# Ugulava George Assignment 5 part 2: recommendation systems.

# Factorization Machines Model

## Factorization machines (FM) are a generic approach that allows to mimic most factorization models by feature engineering.Model uses stochastic gradient descent with adaptive regularization as a learning method, which adapts the regularization automatically while training the model parameters.This way, factorization machines combine the generality of feature engineering with the superiority of factorization models in estimating interactions between categorical variables of large domain.

In [1]:
from pyfm import pylibfm
import numpy as np
from sklearn.feature_extraction import DictVectorizer
from sklearn.metrics import mean_squared_error

# Manual preprocessing

In [2]:
def loadData(filename,path="ml-100k/"):
    data = []
    y = []
    users=set()
    items=set()
    with open(path+filename) as f:
        for line in f:
            (user,movieid,rating,ts)=line.split('\t')
            data.append({ "user_id": str(user), "movie_id": str(movieid)})
            y.append(float(rating))
            users.add(user)
            items.add(movieid)

    return (data, np.array(y), users, items)

# Build model and evaluate. 

In [3]:
from math import sqrt
def predict_recommendations(file_train, file_test):
    (train_data, y_train, train_users, train_items) = loadData(file_train)
    vectorizer = DictVectorizer()
    X_train = vectorizer.fit_transform(train_data)
    fm = pylibfm.FM(num_factors = 10, num_iter = 120, verbose = False, 
            task = "regression", initial_learning_rate = 0.002,
            learning_rate_schedule = "optimal")
    fm.fit(X_train, y_train)
    (test_data, y_test, test_users, test_items) = loadData(file_test)
    X_test = vectorizer.transform(test_data)
    predictions = fm.predict(X_test)
    return sqrt(mean_squared_error(y_test,predictions))

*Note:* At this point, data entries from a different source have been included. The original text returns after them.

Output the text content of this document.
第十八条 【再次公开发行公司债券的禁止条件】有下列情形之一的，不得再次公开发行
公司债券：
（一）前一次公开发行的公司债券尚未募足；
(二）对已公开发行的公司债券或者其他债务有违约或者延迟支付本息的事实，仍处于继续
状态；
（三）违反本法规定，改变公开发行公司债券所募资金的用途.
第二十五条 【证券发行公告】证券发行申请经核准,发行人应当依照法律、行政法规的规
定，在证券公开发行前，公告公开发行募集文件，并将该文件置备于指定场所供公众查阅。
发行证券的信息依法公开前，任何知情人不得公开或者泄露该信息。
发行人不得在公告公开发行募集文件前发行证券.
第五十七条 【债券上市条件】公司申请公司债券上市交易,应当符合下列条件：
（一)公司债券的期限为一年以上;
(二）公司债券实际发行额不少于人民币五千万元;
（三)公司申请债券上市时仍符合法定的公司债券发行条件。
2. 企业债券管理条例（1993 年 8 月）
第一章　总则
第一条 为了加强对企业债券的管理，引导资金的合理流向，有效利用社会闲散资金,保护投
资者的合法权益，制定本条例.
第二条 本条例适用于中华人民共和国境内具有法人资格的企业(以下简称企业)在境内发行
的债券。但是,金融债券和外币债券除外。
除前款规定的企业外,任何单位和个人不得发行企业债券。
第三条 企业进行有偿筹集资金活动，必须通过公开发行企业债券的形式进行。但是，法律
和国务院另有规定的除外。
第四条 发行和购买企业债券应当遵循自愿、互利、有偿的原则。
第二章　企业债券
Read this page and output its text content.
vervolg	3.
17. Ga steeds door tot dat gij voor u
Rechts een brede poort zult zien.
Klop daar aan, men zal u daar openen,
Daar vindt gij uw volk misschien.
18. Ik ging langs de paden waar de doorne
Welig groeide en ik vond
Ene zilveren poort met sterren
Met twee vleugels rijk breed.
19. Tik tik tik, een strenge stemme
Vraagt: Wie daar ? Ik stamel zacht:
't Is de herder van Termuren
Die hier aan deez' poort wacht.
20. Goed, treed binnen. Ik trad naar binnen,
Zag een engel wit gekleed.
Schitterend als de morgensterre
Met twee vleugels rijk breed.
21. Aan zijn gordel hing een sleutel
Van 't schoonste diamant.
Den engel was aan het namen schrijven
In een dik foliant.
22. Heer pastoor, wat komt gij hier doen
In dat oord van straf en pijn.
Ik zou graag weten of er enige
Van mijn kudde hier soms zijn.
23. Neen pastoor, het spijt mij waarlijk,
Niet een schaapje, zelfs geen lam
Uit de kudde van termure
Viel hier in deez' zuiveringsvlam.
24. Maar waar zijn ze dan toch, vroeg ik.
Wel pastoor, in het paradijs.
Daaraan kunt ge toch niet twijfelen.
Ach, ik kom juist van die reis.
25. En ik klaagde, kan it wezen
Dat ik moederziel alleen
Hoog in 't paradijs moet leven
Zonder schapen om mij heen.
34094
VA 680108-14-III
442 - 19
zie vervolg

# Run test for each fold. 

In [4]:
tests = [('u1.base','u1.test'),('u2.base','u2.test'),
        ('u3.base','u3.test'),('u4.base','u4.test'),
        ('u5.base','u5.test')]
rmse = 0
i = 0
for train,test in tests:
    i += 1
    pred = predict_recommendations(train,test)
    rmse += pred
    print('rmse fold ', i, '= ', pred)
rmse = rmse/5
print("RMSE = %.4f" %rmse)

rmse fold  1 =  0.9314198672688792
rmse fold  2 =  0.9213435090036229
rmse fold  3 =  0.9136178277018069
rmse fold  4 =  0.9157348931885633
rmse fold  5 =  0.916640313089146
RMSE = 0.9198